Las palabras fueron pronunciadas con absoluta sinceridad. Errki estaba confuso. El hombre se hinchaba de repente como un airbag y, al instante siguiente, era amable como el cura de un hospital. Se volvió y echó a andar de nuevo. Andaba tan deprisa que se había alejado un buen trecho antes de que Morgan tuviera tiempo de reaccionar.

– Tranquilo, ya voy.

Pero el otro siguió andando y desapareció parcialmente detrás de unos matorrales. Morgan oyó golpes secos de ramas que se rompían.

– Espérame ahí. ¡Yo voy cargado!

Errki seguía andando sin parar. Los dos del Sótano miraron, Néstor volvió imperceptiblemente la cabeza. Tal vez hiciera una pequeña seña al Abrigo, que agitó un brazo para captarla. Parecía que los dos estaban planeando algo o que estaban tomando una decisión importante. Aceleró el paso. Eso era lo que querían para ver lo que pasaba. Detrás de él, oyó los pasos de Morgan y su aliento entrecortado. Pensó en el revólver y en lo que podía hacer en la Tierra como en el Cielo.

– ¡Errki, joder! ¡A que disparo!

Morgan corría. Se dio cuenta de que el bosque era tan espeso que el otro podía desaparecer simplemente agachándose detrás de un arbusto y quedándose inmóvil mientras él pasaba de largo. No conocía ese paraje. ¿Encontraría el camino de regreso a la carretera principal?

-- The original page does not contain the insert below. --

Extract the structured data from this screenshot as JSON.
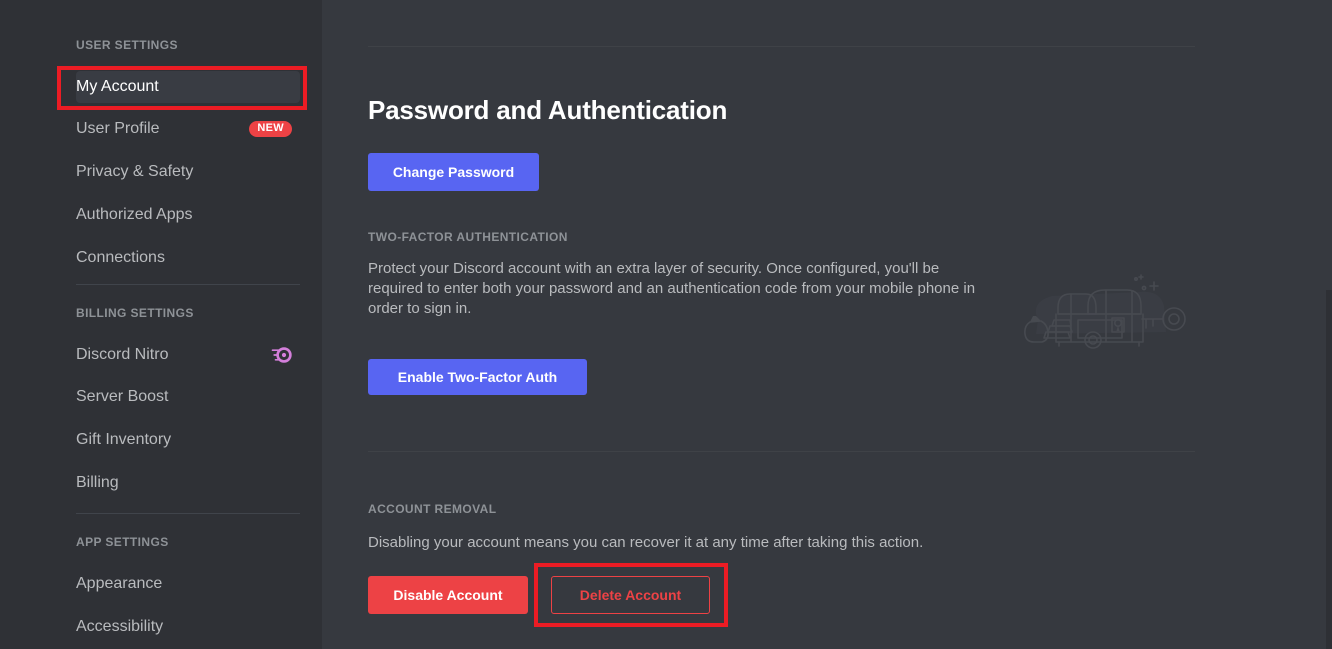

– Voy a disparar, Errki, tengo más balas. ¿Sabes lo que puede hacerte esta bala si te alcanza la pierna? ¡Te la pondrá del revés!

¿La pierna? Errki tuvo que concentrarse para recordar la parte de su cuerpo que se llamaba pierna. Nunca la veía, siempre estaba detrás de él. Siguió andando hasta que oyó un agudo estrépito y algo que le pasaba silbando a la altura de la oreja. La bala le envió un pequeño soplo en el momento de pasar. Al instante, penetró en el tronco de un árbol justo delante de él. Salieron astillas blancas, como pelo hirsuto. Se detuvo.

– ¡Así! Lo has entendido. Me lo figuraba.

Morgan jadeaba como un perro.

– La próxima vez te doy en la pierna. Anda más despacio. Pronto tendremos que parar, no me da la gana seguir andando. Ya es tarde.

Errki se mordió el labio. Ya no faltaba mucho. Notó que se estaba acercando a algo, se encontraba justo al lado, y no estaba preparado. Miró a su alrededor. Sabía muy bien dónde estaban. El otro no lo sabía. Aflojó el paso. Tenía que acordarse de no irritarlo. Vio en su interior la herida en el árbol y la misma herida en su propia espalda, una explosión dentro de la médula, la piel reventada en pedazos, la sangre saliendo a chorros como de un grifo abierto y el gran salto a la eternidad.

La añoraba. Pero la iba aplazando hasta que estuviera preparado, hasta el día y la hora exactos. Sería pronto. Lo notaba en el cuerpo. Habían sucedido tantas cosas… Tal vez a ese hombre que iba detrás de él lo hubieran enviado para ayudarle. Así se lo imaginaba: se lanzaría al universo infinito, en una órbita que sería solo suya, y otros pasarían por la derecha y por la izquierda, fuera de su alcance, como simples y débiles temblores en la atmósfera, pequeños soplos que pasaban velozmente. Tal vez su madre flotara así, con los brazos extendidos como alas y la luz de las estrellas como cristales en su pelo negro. Y tras ella, el grave tono de la flauta. La alternativa era continuar como hasta ahora. Siempre con alguien jadeando detrás. Estoy agotado, pensó. ¿Quién nos ha azotado para comenzar esta carrera? ¿Quién está esperándonos en la meta, y hasta dónde coño se pretende que vayamos? Sangre, sudor y lágrimas. ¡Dolor, luto y desesperación!